Quote of the Day (Richard J. Evans, on the Nazi Path to Power)

“By the time he came out of prison [in late 1924, for leading a coup attempt the year before to overthrow Germany’s Weimar Republic], Hitler had assembled the ideology of Nazism from disparate elements of antisemitism, pan-Germanism, eugenics and so-called racial hygiene, geopolitical expansionism, hostility to democracy, and hostility to cultural modernism, which had been floating around for some time but had not so far been integrated into a coherent whole. He gathered around him a team of immediate subordinates—the talented propagandist Joseph Goebbels, the decisive man of action Hermann Goring and others—who built up his image as leader and reinforced his sense of destiny. But despite all this, and despite the violent activism of his brownshirt paramilitaries on the streets, he got nowhere politically until the very end of the 1920s….In October 1929, however, the Wall Street crash brought the German economy tumbling down with it....The political effects of the Depression were calamitous. The Grand Coalition broke up in disarray; so deep were the divisions between the parties over how to deal with the crisis that a parliamentary majority could no longer be found for any kind of decisive action….The Nazis, then, as the elections of September 1930 and July 1932 showed, were a catch-all party of social protest with particularly strong middle-class support and relatively weak, though still very significant, working-class backing at the polls. They had broken out of their core constituency of the Protestant lower middle classes and farming community.”— Cambridge Univ. historian Richard J. Evans, The Third Reich in Power, 1933-1939 (2005)

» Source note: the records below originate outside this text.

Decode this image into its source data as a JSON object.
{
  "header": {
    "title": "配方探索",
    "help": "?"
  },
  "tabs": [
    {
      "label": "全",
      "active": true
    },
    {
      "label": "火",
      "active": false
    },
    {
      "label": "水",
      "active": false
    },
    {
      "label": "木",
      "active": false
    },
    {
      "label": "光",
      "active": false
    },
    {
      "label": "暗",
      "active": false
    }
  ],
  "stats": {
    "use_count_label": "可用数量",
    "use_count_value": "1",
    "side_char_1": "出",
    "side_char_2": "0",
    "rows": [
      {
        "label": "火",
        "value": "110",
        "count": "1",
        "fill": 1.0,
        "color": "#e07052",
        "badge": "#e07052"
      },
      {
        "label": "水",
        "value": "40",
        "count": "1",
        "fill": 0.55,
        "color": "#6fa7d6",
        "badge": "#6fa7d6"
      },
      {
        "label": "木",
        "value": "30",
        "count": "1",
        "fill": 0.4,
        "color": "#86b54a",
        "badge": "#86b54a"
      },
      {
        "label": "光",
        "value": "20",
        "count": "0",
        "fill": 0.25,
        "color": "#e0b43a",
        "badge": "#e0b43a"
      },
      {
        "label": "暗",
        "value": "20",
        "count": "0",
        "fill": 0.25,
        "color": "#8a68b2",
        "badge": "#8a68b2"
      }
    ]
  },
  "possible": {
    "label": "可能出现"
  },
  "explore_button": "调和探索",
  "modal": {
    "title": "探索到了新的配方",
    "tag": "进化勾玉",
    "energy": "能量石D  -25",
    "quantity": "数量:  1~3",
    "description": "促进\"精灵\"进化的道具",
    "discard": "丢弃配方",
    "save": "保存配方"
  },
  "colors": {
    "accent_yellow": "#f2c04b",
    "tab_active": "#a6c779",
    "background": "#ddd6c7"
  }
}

Unfortunately, the blueprint for Fascism remains fundamentally the same in the 21st century as it was in the 1920s and 1930s: the exploitation of multiple far-right ideologies by a single demagogue; the assistance of propagandists who tended to imagery; legislative deadlock; calamitous economic conditions; and then, seemingly out of nowhere, a political coalition with sudden breakout appeal.